张子房笑道:“此为朝廷政务,我等小民不好妄加评论。朝中赋闲在家的宗亲贵胄多得是,与他们商议对策,比我家门主奶奶养全面仔细得多。”
韩嫣道:“太皇太后只松口,让陛下在宣室殿之内,与丞相、太尉一干太皇太后亲近的朝臣商议此事。故而……”韩嫣欲言又止。

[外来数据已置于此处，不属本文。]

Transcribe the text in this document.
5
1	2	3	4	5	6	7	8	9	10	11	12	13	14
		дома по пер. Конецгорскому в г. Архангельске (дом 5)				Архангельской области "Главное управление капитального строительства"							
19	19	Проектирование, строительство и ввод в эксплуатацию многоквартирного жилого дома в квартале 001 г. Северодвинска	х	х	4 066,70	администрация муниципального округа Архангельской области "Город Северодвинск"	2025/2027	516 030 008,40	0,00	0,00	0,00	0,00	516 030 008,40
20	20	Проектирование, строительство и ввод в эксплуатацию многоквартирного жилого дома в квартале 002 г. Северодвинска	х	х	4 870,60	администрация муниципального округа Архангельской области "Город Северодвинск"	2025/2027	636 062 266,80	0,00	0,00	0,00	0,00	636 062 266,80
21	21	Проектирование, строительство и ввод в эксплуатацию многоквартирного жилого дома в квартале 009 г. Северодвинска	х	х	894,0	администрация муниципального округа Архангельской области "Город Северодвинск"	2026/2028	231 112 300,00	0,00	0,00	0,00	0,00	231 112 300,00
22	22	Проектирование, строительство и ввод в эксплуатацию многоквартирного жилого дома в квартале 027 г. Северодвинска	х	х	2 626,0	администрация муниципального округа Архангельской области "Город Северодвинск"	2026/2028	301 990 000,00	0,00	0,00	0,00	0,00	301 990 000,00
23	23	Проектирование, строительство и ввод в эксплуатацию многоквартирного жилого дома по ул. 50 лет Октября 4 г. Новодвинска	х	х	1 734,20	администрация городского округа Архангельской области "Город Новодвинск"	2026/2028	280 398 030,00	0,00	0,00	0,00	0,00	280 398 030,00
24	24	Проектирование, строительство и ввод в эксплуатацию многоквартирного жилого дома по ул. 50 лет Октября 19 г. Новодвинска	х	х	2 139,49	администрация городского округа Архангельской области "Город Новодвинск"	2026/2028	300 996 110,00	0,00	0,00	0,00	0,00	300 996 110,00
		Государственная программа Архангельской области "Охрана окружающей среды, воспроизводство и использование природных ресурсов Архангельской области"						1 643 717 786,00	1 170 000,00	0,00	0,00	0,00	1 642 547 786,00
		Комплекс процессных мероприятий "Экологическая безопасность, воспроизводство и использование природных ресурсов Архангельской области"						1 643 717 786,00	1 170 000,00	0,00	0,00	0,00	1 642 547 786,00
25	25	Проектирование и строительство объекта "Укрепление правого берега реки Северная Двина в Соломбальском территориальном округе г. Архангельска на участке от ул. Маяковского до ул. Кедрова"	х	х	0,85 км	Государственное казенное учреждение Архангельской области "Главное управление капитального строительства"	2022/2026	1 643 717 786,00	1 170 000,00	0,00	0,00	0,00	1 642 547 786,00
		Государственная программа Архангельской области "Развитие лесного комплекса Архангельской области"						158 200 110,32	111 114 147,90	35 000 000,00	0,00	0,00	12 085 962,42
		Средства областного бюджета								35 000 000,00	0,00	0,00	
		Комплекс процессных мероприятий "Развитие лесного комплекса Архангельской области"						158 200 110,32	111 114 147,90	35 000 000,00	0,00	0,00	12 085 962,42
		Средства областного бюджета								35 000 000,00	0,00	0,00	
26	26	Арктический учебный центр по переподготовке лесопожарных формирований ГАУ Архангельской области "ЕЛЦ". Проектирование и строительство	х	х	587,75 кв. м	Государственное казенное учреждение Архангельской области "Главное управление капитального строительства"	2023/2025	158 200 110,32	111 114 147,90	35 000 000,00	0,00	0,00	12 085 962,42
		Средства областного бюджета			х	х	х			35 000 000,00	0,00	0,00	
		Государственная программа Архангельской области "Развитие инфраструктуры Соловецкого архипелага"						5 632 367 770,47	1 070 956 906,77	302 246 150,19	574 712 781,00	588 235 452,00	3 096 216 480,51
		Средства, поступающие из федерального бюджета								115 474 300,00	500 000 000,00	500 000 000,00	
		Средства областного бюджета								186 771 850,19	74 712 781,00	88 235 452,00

张子房会意,皇帝虽全权处理,但罪状如何处理,还需禀报太皇太后。此事关系到动用兵符,兵符在太皇太后手中死死地攥着。皇帝只有一个帝位,一张嘴,一群效忠二主的朝臣们。张子房一笑说道:“太皇太后曾经使用‘兼听则明,偏听则暗’告诫陛下,广开言路,莫要独断专行。派不派兵这种事,自然是朝中大事,一两个人在宣室殿中就匆匆做了决定,怕是不妥。老是那几位老臣子,自然是老调重弹,不如将魏其侯,武安侯这一干老臣请来,大家一块儿商讨,这才合乎规制。陛下做事要合乎规制,才不会落下口舌。”
韩嫣一笑,道:“了然了然。”
说完韩嫣便走了,张子房回到张园去歇息。暗涌的橐蜚已在大堂中等候多时了。
张子房问道:“此来又有和情报。”
橐蜚说道:“回禀先生,闽越发兵围东瓯。”
张子房道:“刚刚我从韩嫣口中知道了。”
橐蜚有些尴尬地问道:“先生您可知这兵乱的缘由?”
张子房督促他道:“你细细说来。”
橐蜚送来一口气,道:“闽越发兵围东瓯,原因有二,一是,景帝前元三年,吴王刘濞起兵叛乱,东瓯王举兵胁从,周亚夫与窦婴在丹徒击败吴王之后,吴王投奔东瓯国,东瓯王弟‘夷鸟将军’欧贞鸣畏惧汉庭,乘劳军之际杀了刘濞将功折罪,而现在吴王刘濞的儿子刘驹游说闽越国发兵,为父报仇。二是,淮南王刘安与闽越王骆郢,私结友谊,怕是此事,淮南王也脱不了干系。”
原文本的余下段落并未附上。